Pakar Hukum UGM: Paksakan Amandemen UUD 1945, NKRI Bisa Kacau

ERA.id - Majelis Permusyawaratan Rakyat (MPR) tidak perlu melakukan amandemen UUD 1945 karena saat ini tidak ada hal yang mendesak untuk mengubah konstitusi negara. Jika dipaksakan dan sering terjadi amandemen, negara akan kacau secara hukum dan politik.

Hal ini disampaikan pakar hukum tata negara Fakultas Hukum Universitas Gadjah Mada (UGM), Andi Sandi Antonius Tabusassa Tonralipu.

"Setiap negara yang terlalu sering mengubah konstitusinya akan mengakibatkan negara tersebut tidak akan pernah stabil. Hal ini disebabkan karena fondasi dasar negara itu sering diubah-ubah maka bangunan negara itu selalu akan bergeser. Padahal, untuk dapat stabil diperlukan waktu yang panjang,” kata Andi, di Yogyakarta, Senin (30/8).

Dosen Fakultas Hukum UGM ini menyatakan, secara filosofis, UUD 1945 merupakan kontrak dasar hubungan antara yang diperintah dan yang memerintah, serta antar-para pemegang kekuasaan negara.

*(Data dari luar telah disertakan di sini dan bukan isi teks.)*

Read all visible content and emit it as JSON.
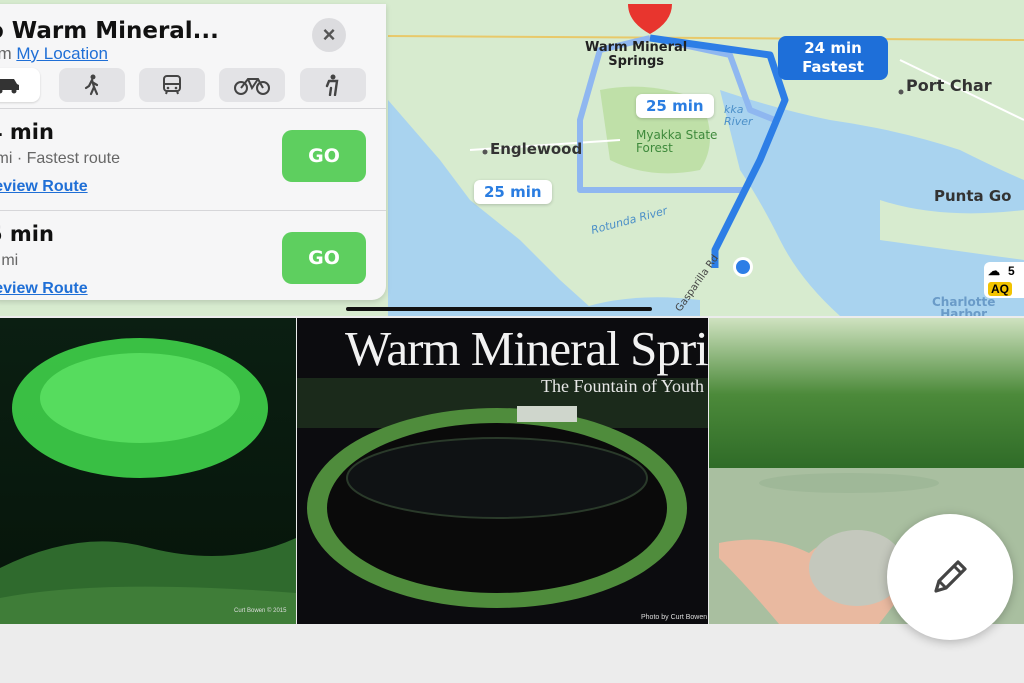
{
  "panel": {
    "title": "o Warm Mineral...",
    "from_prefix": "om",
    "from_link": "My Location",
    "close_glyph": "×",
    "modes": [
      "drive-icon",
      "walk-icon",
      "transit-icon",
      "bike-icon",
      "ride-icon"
    ],
    "routes": [
      {
        "time": "4 min",
        "info": "' mi · Fastest route",
        "preview": "review Route",
        "go": "GO"
      },
      {
        "time": "5 min",
        "info": "0 mi",
        "preview": "review Route",
        "go": "GO"
      }
    ]
  },
  "map": {
    "destination": "Warm Mineral Springs",
    "destination_line1": "Warm Mineral",
    "destination_line2": "Springs",
    "fastest_time": "24 min",
    "fastest_label": "Fastest",
    "alt_time_1": "25 min",
    "alt_time_2": "25 min",
    "places": {
      "englewood": "Englewood",
      "port_charlotte": "Port Char",
      "punta_gorda": "Punta Go",
      "myakka_line1": "Myakka State",
      "myakka_line2": "Forest",
      "rotunda": "Rotunda River",
      "gasparilla": "Gasparilla Rd",
      "charlotte_line1": "Charlotte",
      "charlotte_line2": "Harbor",
      "myakka_river_a": "kka",
      "myakka_river_b": "River",
      "weather_temp": "5",
      "aqi": "AQ"
    }
  },
  "photos": {
    "photo2_title": "Warm Mineral Springs",
    "photo2_subtitle": "The Fountain of Youth",
    "photo1_credit": "Curt Bowen © 2015",
    "photo2_credit": "Photo by Curt Bowen"
  },
  "fab": {
    "icon": "pencil-icon"
  }
}
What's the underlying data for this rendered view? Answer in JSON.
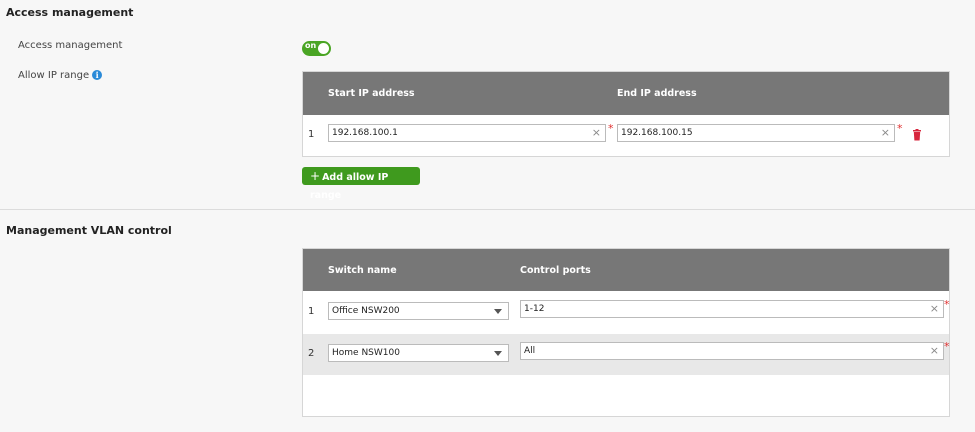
{
  "access": {
    "section_title": "Access management",
    "toggle_label": "Access management",
    "toggle_state": "on",
    "allow_ip_label": "Allow IP range",
    "info_icon": "info-icon",
    "columns": [
      "Start IP address",
      "End IP address"
    ],
    "rows": [
      {
        "index": "1",
        "start": "192.168.100.1",
        "end": "192.168.100.15"
      }
    ],
    "add_button": "Add allow IP range",
    "required_mark": "*",
    "clear_mark": "×"
  },
  "vlan": {
    "section_title": "Management VLAN control",
    "columns": [
      "Switch name",
      "Control ports"
    ],
    "rows": [
      {
        "index": "1",
        "switch": "Office NSW200",
        "ports": "1-12"
      },
      {
        "index": "2",
        "switch": "Home NSW100",
        "ports": "All"
      }
    ]
  },
  "colors": {
    "accent_green": "#4aa524",
    "button_green": "#3f9a1e",
    "header_gray": "#777777",
    "required_red": "#e03030",
    "info_blue": "#2a8ad8",
    "trash_red": "#d7263d"
  }
}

Oleh karena itu, UUD 1945 bagi Negara Kesatuan Republik Indonesia adalah kontrak jangka panjang dalam penyelenggaraan negara, bukan untuk kepentingan sesaat.

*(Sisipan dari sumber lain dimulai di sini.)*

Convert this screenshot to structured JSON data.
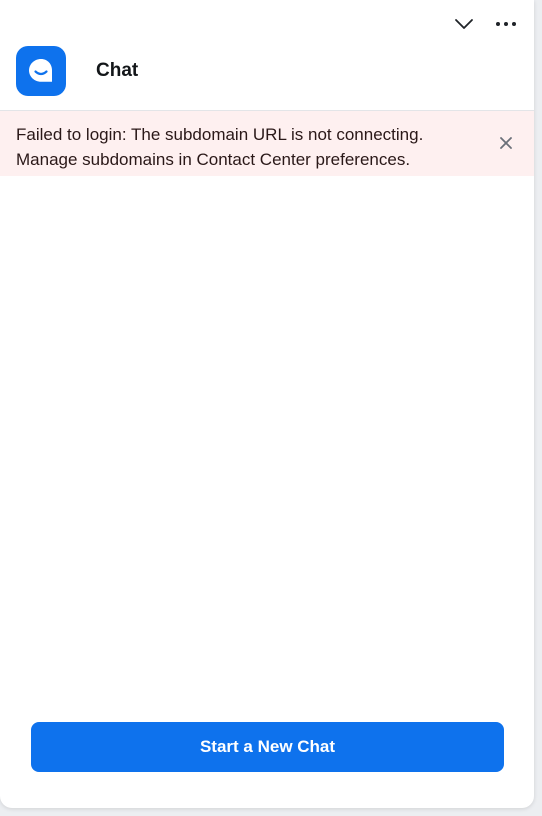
{
  "header": {
    "app_icon": "chat-bubble-icon",
    "title": "Chat",
    "controls": {
      "collapse_icon": "chevron-down-icon",
      "more_icon": "more-options-icon"
    }
  },
  "error_banner": {
    "line1": "Failed to login: The subdomain URL is not connecting.",
    "line2": "Manage subdomains in Contact Center preferences.",
    "close_icon": "close-icon",
    "background": "#fef0f0"
  },
  "actions": {
    "start_chat_label": "Start a New Chat"
  },
  "colors": {
    "accent": "#0e72ed"
  }
}
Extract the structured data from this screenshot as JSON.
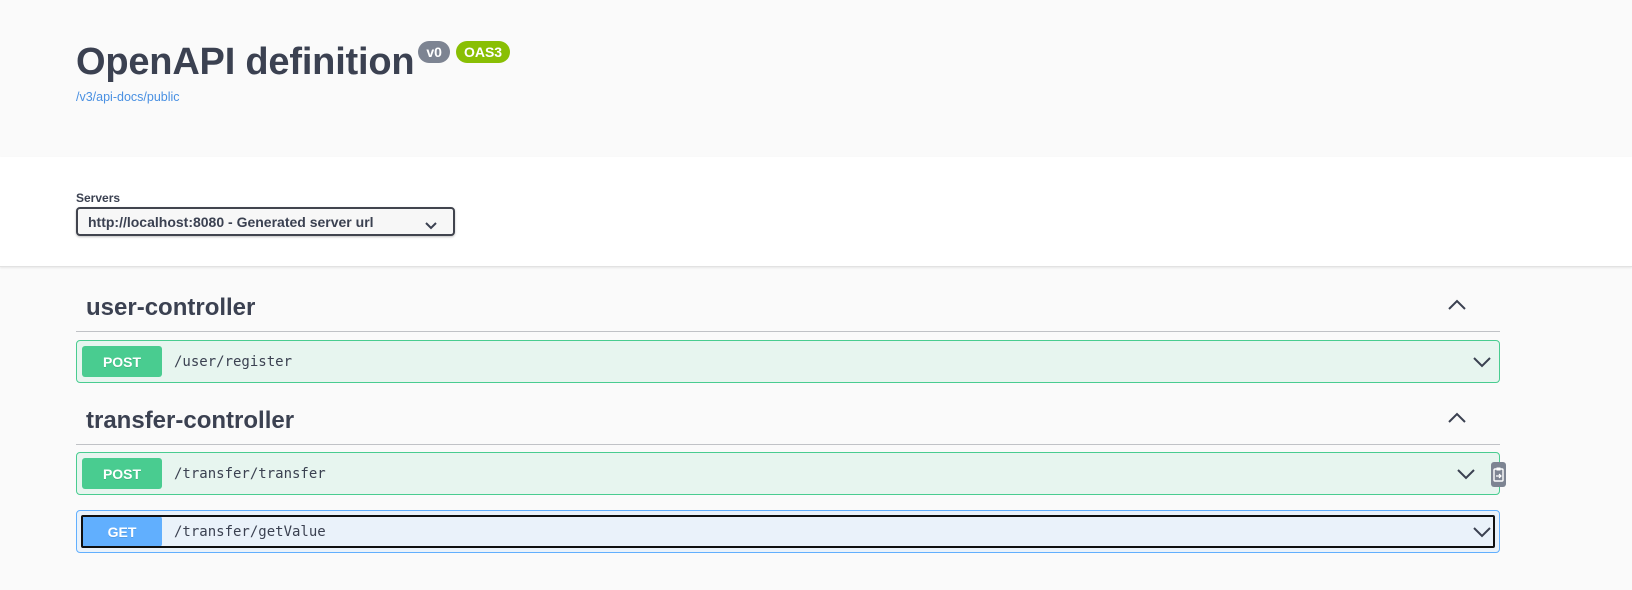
{
  "info": {
    "title": "OpenAPI definition",
    "version_badge": "v0",
    "oas_badge": "OAS3",
    "spec_url": "/v3/api-docs/public"
  },
  "servers": {
    "label": "Servers",
    "selected": "http://localhost:8080 - Generated server url"
  },
  "tags": [
    {
      "name": "user-controller",
      "operations": [
        {
          "method": "POST",
          "path": "/user/register"
        }
      ]
    },
    {
      "name": "transfer-controller",
      "operations": [
        {
          "method": "POST",
          "path": "/transfer/transfer"
        },
        {
          "method": "GET",
          "path": "/transfer/getValue"
        }
      ]
    }
  ],
  "icons": {
    "expanded": "chevron-up-icon",
    "collapsed": "chevron-down-icon",
    "copy": "clipboard-icon"
  },
  "colors": {
    "post": "#49cc90",
    "get": "#61affe",
    "text": "#3b4151",
    "link": "#4990e2",
    "version_badge": "#7d8492",
    "oas_badge": "#89bf04"
  }
}
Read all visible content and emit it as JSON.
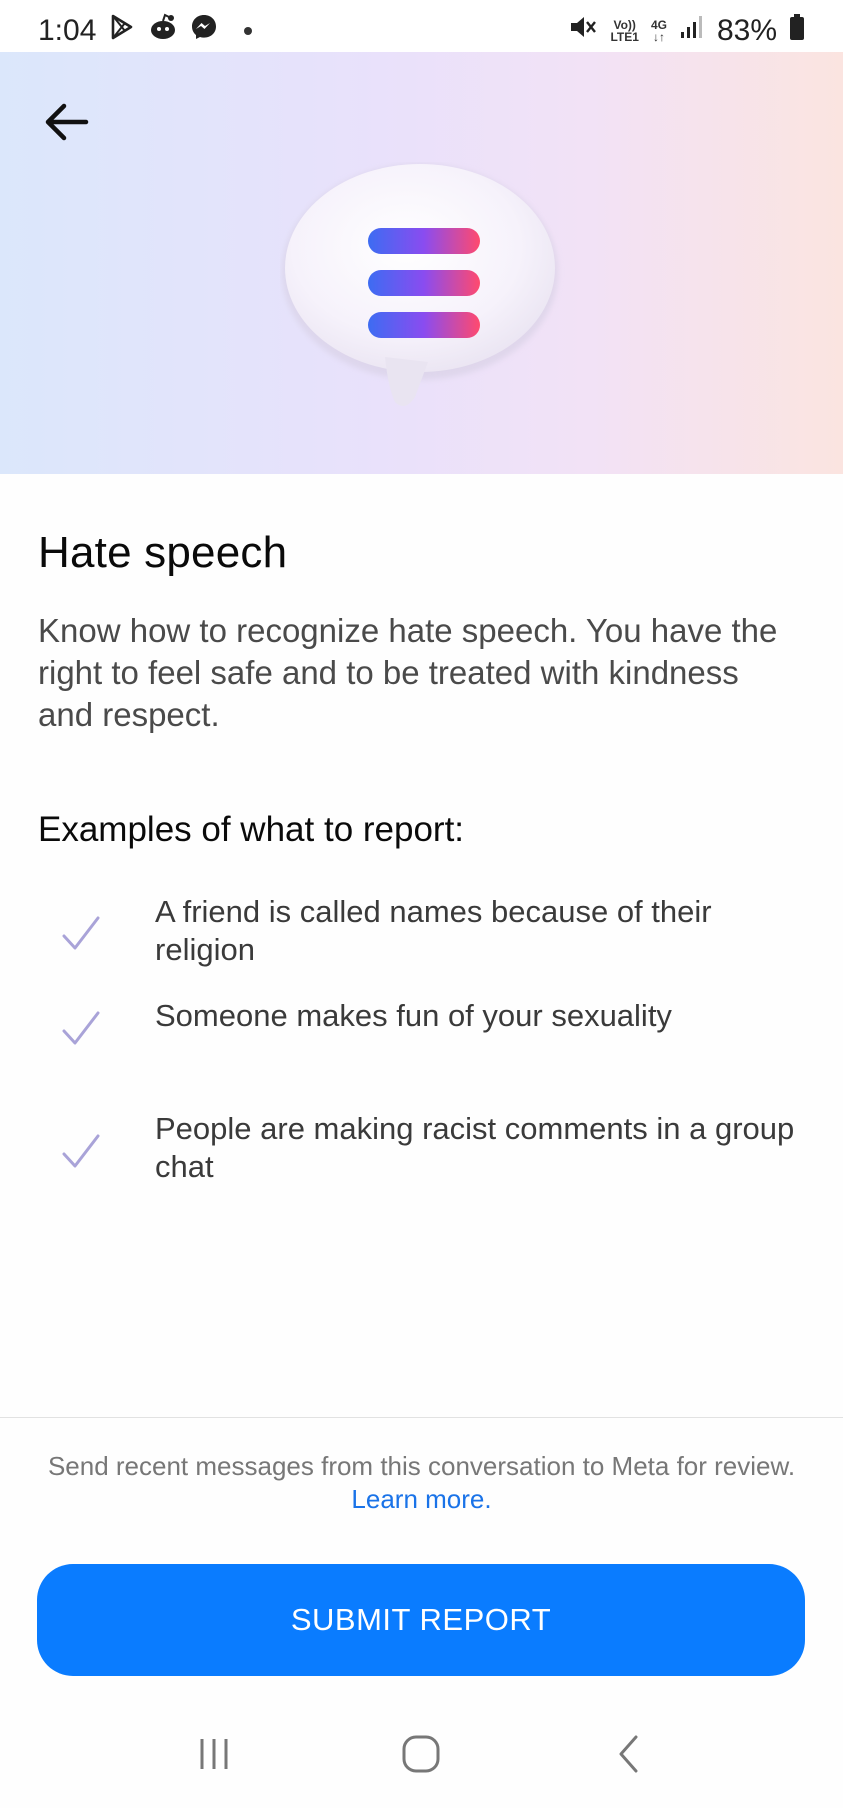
{
  "status_bar": {
    "time": "1:04",
    "network_top": "Vo))",
    "network_bottom": "LTE1",
    "network_type": "4G",
    "battery": "83%",
    "icons": [
      "play-store-icon",
      "reddit-icon",
      "messenger-icon",
      "mute-icon",
      "signal-icon",
      "battery-icon"
    ]
  },
  "hero": {
    "icon": "chat-bubble-list-icon",
    "gradient_colors": [
      "#dbe7fb",
      "#e9e1fb",
      "#f2e2f6",
      "#fbe4e0"
    ]
  },
  "content": {
    "title": "Hate speech",
    "description": "Know how to recognize hate speech. You have the right to feel safe and to be treated with kindness and respect.",
    "examples_heading": "Examples of what to report:",
    "examples": [
      "A friend is called names because of their religion",
      "Someone makes fun of your sexuality",
      "People are making racist comments in a group chat"
    ]
  },
  "footer": {
    "note": "Send recent messages from this conversation to Meta for review.",
    "learn_more": "Learn more.",
    "submit_label": "SUBMIT REPORT",
    "accent_color": "#0a7cff"
  },
  "nav": {
    "icons": [
      "recent-apps-icon",
      "home-icon",
      "back-icon"
    ]
  }
}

"Jika UUD diubah hanya untuk memenuhi hasrat sesaat, pasti UUD akan detail dan tidak long lasting. Lihat saja pengalaman (Presiden) Carlos Menem di Argentina. Dia berhasil mengubah UUD untuk melanggengkan kekuasaannya selama 3 periode tetapi tetap saja akhirnya terjadi kekacauan dan kemudian UUD Argentina diubah lagi dengan mengembalikan ke posisi semula," papar Andi.

Menurutnya, konstruksi amandemen UUD 1945 sekarang ini, khususnya soal keputusan akhir soal perubahannya, condong dikuasai oleh partai politik. Mekanismenya, lembaga negara atau alat negara manapun dapat mengajukan permintaan amandemen UUD kepada MPR.

MPR akan menelaah dan memutuskan dalam rapat paripurna MPR. Padahal, MPR beranggotakan anggota DPR dan DPD. "Jika kemudian seluruh anggota DPR yang semuanya berasal dari parpol menyetujuinya, maka proses amandemen pasti terjadi," katanya.

Padahal, menurut Andi, saat ini dari aspek hukum tata negara, tidak ada hal mendesak untuk melakukan amandemen. Namun, dari aspek politik, amandemen bisa saja terjadi. "Hanya saja sampai saat ini saya tidak tahu hal apa yang mendesak dari sisi politik," ujarnya.